Jason.Flatt@ucsf.edu

Assistant Professor, Institute for Health & Aging, Department of Social and Behavioral Sciences, School of Nursing, UC San Francisco
UCSF

Dr. Flatt is an Assistant Professor in the Institute for Health & Aging, Department of Social & Behavioral Sciences, at the University of California, San Francisco (UCSF) School of Nursing. He is also affiliated with the UCSF Center for Aging in Diverse Communities, UCSF Pepper Center, and UCSF Health Workforce Research Center on Long-Term Care. Flatt is also core faculty and teaching for the UCSF Master of Science in Healthcare Administration and Interprofessional Leadership (MS-HAIL) program.

The focus of his research has been on aging health disparities and on dementia risk and prevention. Specifically, Flatt has shown that older minorities and individuals from disadvantaged backgrounds are more likely to engage in adverse health behaviors (tobacco use and physical inactivity) and experience health disparities, such as higher rates of mental health problems, social isolation, cognitive impairment, and falls. Flatt has also studied the role of risk and protective factors in dementia, including PTSD, sleep disorders, and how participating in social activities and having larger social networks are associated with a decreased risk of cognitive decline and dementia.
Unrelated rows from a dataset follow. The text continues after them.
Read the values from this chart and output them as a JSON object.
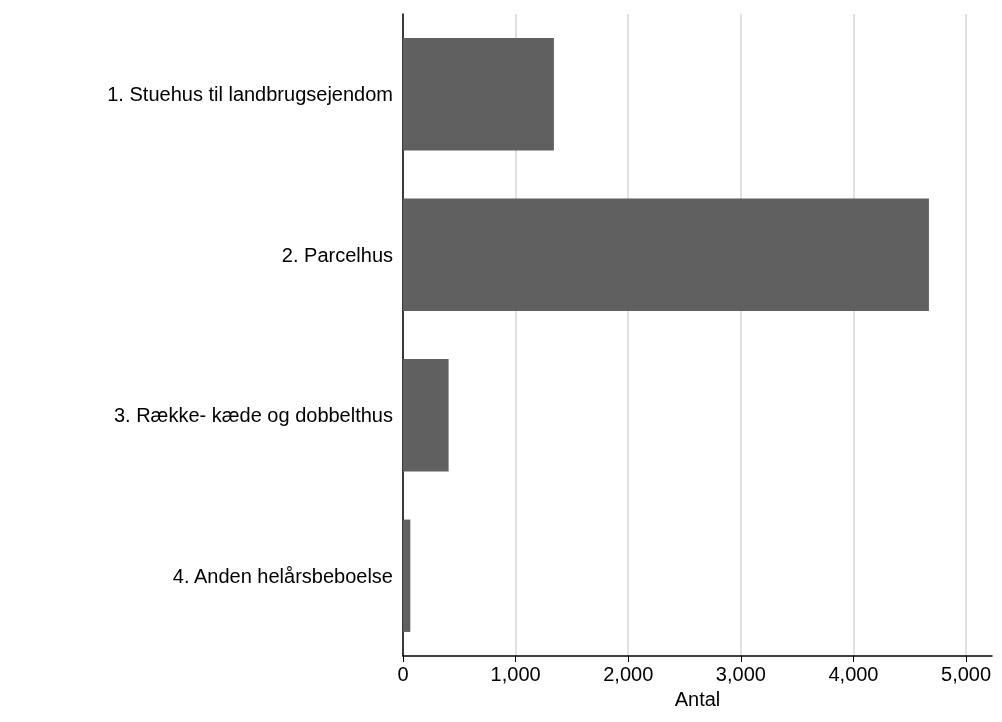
{
  "chart_data": {
    "type": "bar",
    "orientation": "horizontal",
    "xlabel": "Antal",
    "categories": [
      "1. Stuehus til landbrugsejendom",
      "2. Parcelhus",
      "3. Række- kæde og dobbelthus",
      "4. Anden helårsbeboelse"
    ],
    "values": [
      1340,
      4670,
      405,
      65
    ],
    "color": "#606060",
    "xlim": [
      0,
      5230
    ],
    "xticks": [
      {
        "value": 0,
        "label": "0"
      },
      {
        "value": 1000,
        "label": "1,000"
      },
      {
        "value": 2000,
        "label": "2,000"
      },
      {
        "value": 3000,
        "label": "3,000"
      },
      {
        "value": 4000,
        "label": "4,000"
      },
      {
        "value": 5000,
        "label": "5,000"
      }
    ],
    "grid": "x"
  }
}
Dr. Flatt’s current research brings these two areas of research together to better understand risk and protective factors for Alzheimer’s disease and related dementias (ADRD) among older sexual and gender minorities (SGM). Currently, nothing is known about the epidemiology and risk of ADRD in SGM older adults without HIV/AIDS. By 2030, there will be nearly 6 million SGM older adults (aged 60 and older) in the U.S. who identify as lesbian, gay, bisexual, and transgender. Understanding the risk for ADRD in SGM older adults is critical to defining the burden and developing targeted preventive strategies. This work could also lead to improved screenings and treatments, as well as better targeting of culturally relevant interventions to prevent and reduce the burden of Alzheimer’s disease in SGM populations.